Sunday, 4 March 2012

Italian style roast chicken

Spring chicken. A fitting dish for the first post of March, the month where I stop hiding under a blanket and eating hearty comfort food and get excited about the days drawing out, milder weather, blue skies and all the glorious seasonal vegetables that are just around the corner.

This little chicken could serve as the centre piece to a Sunday lunch (think roasted stuffed peppers as the accompaniment rather than mashed potatoes and carrots), but today we decided instead to eat the tender, buttery chicken on top of toasted walnut bread with a few leaves, crisp Parma ham, home dried tomatoes and the slinky cheese, Cambazola - which melts delightfully over the top of the chicken and makes you wish a daily dose of it wouldn't lead to ruin.

Cambazola (a cheese I always think of as being a hybrid, part gorgonzola and part camembert- no idea if this is accurate however so don't quote me) is rather moreish and therefore dangerous. As well as the magic that happens when it hits the hot chicken, I find it partners pastrami and cornichon on toasted onion bagels very well indeed - give it a go if you've not tried it already.

The verdant and fragrant herb butter that gives the chicken its Italian slant is placed under the skin, it keeps the flesh moist and deliciously scents and flavours the chicken at the same time helping the skin crisp perfectly.

I make it using unsalted butter, crunchy sea salt flakes, a little anchovy, garlic and a variety of fresh herbs. This time I chose lemon balm, basil, thyme and parsley.
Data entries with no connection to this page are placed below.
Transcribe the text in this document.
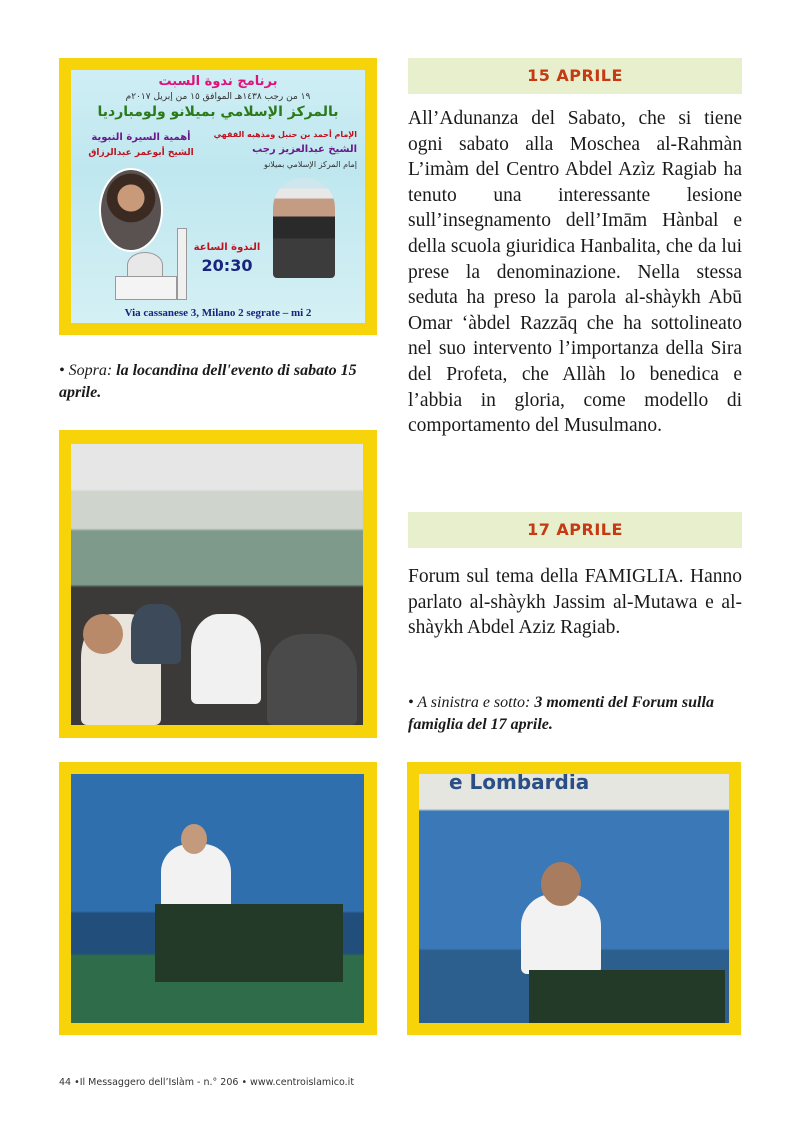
برنامج ندوة السبت
١٩ من رجب ١٤٣٨هـ الموافق ١٥ من إبريل ٢٠١٧م
بالمركز الإسلامي بميلانو ولومبارديا
الإمام أحمد بن حنبل ومذهبه الفقهي
الشيخ عبدالعزيز رجب
إمام المركز الإسلامي بميلانو
أهمية السيرة النبوية
الشيخ أبوعمر عبدالرزاق
الندوة الساعة
20:30
Via cassanese 3, Milano 2 segrate – mi 2
• Sopra: la locandina dell'evento di sabato 15 aprile.
e Lombardia
15 APRILE

All’Adunanza del Sabato, che si tiene ogni sabato alla Moschea al-Rahmàn L’imàm del Centro Abdel Azìz Ragiab ha tenuto una interessante lesione sull’insegnamento dell’Imām Hànbal e della scuola giuridica Hanbalita, che da lui prese la denominazione. Nella stessa seduta ha preso la parola al-shàykh Abū Omar ‘àbdel Razzāq che ha sottolineato nel suo intervento l’importanza della Sira del Profeta, che Allàh lo benedica e l’abbia in gloria, come modello di comportamento del Musulmano.

17 APRILE

Forum sul tema della FAMIGLIA. Hanno parlato al-shàykh Jassim al-Mutawa e al-shàykh Abdel Aziz Ragiab.

• A sinistra e sotto: 3 momenti del Forum sulla famiglia del 17 aprile.
44 •Il Messaggero dell’Islàm - n.° 206 • www.centroislamico.it
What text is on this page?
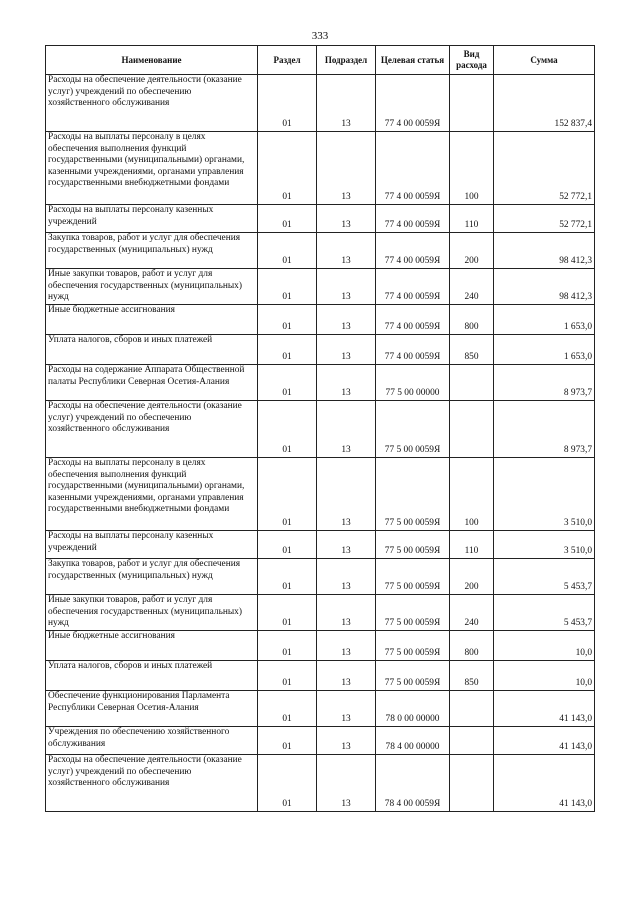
333
Наименование	Раздел	Подраздел	Целевая статья	Вид расхода	Сумма
Расходы на обеспечение деятельности (оказание услуг) учреждений по обеспечению хозяйственного обслуживания	01	13	77 4 00 0059Я		152 837,4
Расходы на выплаты персоналу в целях обеспечения выполнения функций государственными (муниципальными) органами, казенными учреждениями, органами управления государственными внебюджетными фондами	01	13	77 4 00 0059Я	100	52 772,1
Расходы на выплаты персоналу казенных учреждений	01	13	77 4 00 0059Я	110	52 772,1
Закупка товаров, работ и услуг для обеспечения государственных (муниципальных) нужд	01	13	77 4 00 0059Я	200	98 412,3
Иные закупки товаров, работ и услуг для обеспечения государственных (муниципальных) нужд	01	13	77 4 00 0059Я	240	98 412,3
Иные бюджетные ассигнования	01	13	77 4 00 0059Я	800	1 653,0
Уплата налогов, сборов и иных платежей	01	13	77 4 00 0059Я	850	1 653,0
Расходы на содержание Аппарата Общественной палаты Республики Северная Осетия-Алания	01	13	77 5 00 00000		8 973,7
Расходы на обеспечение деятельности (оказание услуг) учреждений по обеспечению хозяйственного обслуживания	01	13	77 5 00 0059Я		8 973,7
Расходы на выплаты персоналу в целях обеспечения выполнения функций государственными (муниципальными) органами, казенными учреждениями, органами управления государственными внебюджетными фондами	01	13	77 5 00 0059Я	100	3 510,0
Расходы на выплаты персоналу казенных учреждений	01	13	77 5 00 0059Я	110	3 510,0
Закупка товаров, работ и услуг для обеспечения государственных (муниципальных) нужд	01	13	77 5 00 0059Я	200	5 453,7
Иные закупки товаров, работ и услуг для обеспечения государственных (муниципальных) нужд	01	13	77 5 00 0059Я	240	5 453,7
Иные бюджетные ассигнования	01	13	77 5 00 0059Я	800	10,0
Уплата налогов, сборов и иных платежей	01	13	77 5 00 0059Я	850	10,0
Обеспечение функционирования Парламента Республики Северная Осетия-Алания	01	13	78 0 00 00000		41 143,0
Учреждения по обеспечению хозяйственного обслуживания	01	13	78 4 00 00000		41 143,0
Расходы на обеспечение деятельности (оказание услуг) учреждений по обеспечению хозяйственного обслуживания	01	13	78 4 00 0059Я		41 143,0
If you can't get hold of any lemon balm (quite an old fashioned herb really and a bit tricky to find in the shops usually but I got mine at Aldi) simply use the grated rind of one unwaxed lemon instead.

For 4 - 6 servings, or less with lots of meat leftover for other meals 
1 chicken, this free range beauty weighs 1.6kg
A large handful each of fresh basil, mint, parsley, lemon balm
A few sprigs of thyme, rubbed off their stalks
3 anchovy fillets or a tablespoon of anchovy paste
3 cloves of garlic
Half a pack of unsalted butter, at room temperature and cubed 
Several scrunches of salt and black pepper
Groundnut oil
1 lemon, pierced
1 red onion, peeled and halved

Method:
- After buying your chicken, take it out of its wrappings and pop it on a plate in the fridge, under a loose foil blanket. Before you need to use it take it out an hour before and pat it dry with kitchen paper
- Preheat your oven to 190 degrees, and if you haven't got an oven thermometer, this is the time you need one
- Using your fingers you need to create pockets beneath the skin of the chicken for you to push the butter into, looks a bit like you're giving the chicken a massage but hey, just go with it. Gently push your fingers under its skin and wiggle them down as far as they'll go over the breasts, the legs are a bit more tricky as there's no easy in, but where the cavity of the chicken is there'll be a fair amount of skin, go in there and almost underneath over the legs, wiggling your fingers carefully so that you break the connection between the skin and the meat, but dont pierce the skin - do that and all the butter will ooze out 
- For the butter then - place all the herbs bar the mint into a food processor with the cubed butter, a couple of scrunches of salt, garlic and the anchovies, and blitz until the herbs are smooth and mixed through the butter
- Breaking the butter into walnut sized pieces begin the process of putting under the skin of the breasts and legs, you'll be left with about a third of the butter that won't fit, and take all of that and smear it around the inside of the chickens rib cage. Once you've done that put the pierced lemon, red onion and mint inside the chicken, and now using some cocktail sticks 'shut' the opening, you do this because the skin will try to shrink back and we want to stop that happening as much as possible so the butter stays trapped and the flesh covered
- Now gently pat the chicken skin again with kitchen paper to take off any moisture, then brush the skin lightly with groundnut oil and season generously with sea salt flakes and ground black peppercorns
- Once this is done, put it into a roasting tin and cover it so the lid (or foil tent) doesn't touch the skin, and bake for 20 minutes per 45og / 1lb in weight
- After the chicken has been in for all that time, remove it from the oven and turn the oven to the highest heat it has - take the cover off the chicken and put back into the oven for a further 10-20 minutes - you'll want a meat thermomitor to tell you which time is right for this last bit of cooking which is designed to not just finish the cooking through of the chicken but to crisp the skin
- Remove from the oven and let it rest for around 20 minutes before serving 
- Eat with whatever takes your fancy

1 comment:

  1. If you like succulent, roasted chicken, but don't want a traditional 'sunday roast' - then this is for you! Great taste, crispy/salty skin. The way a chicken should be cooked.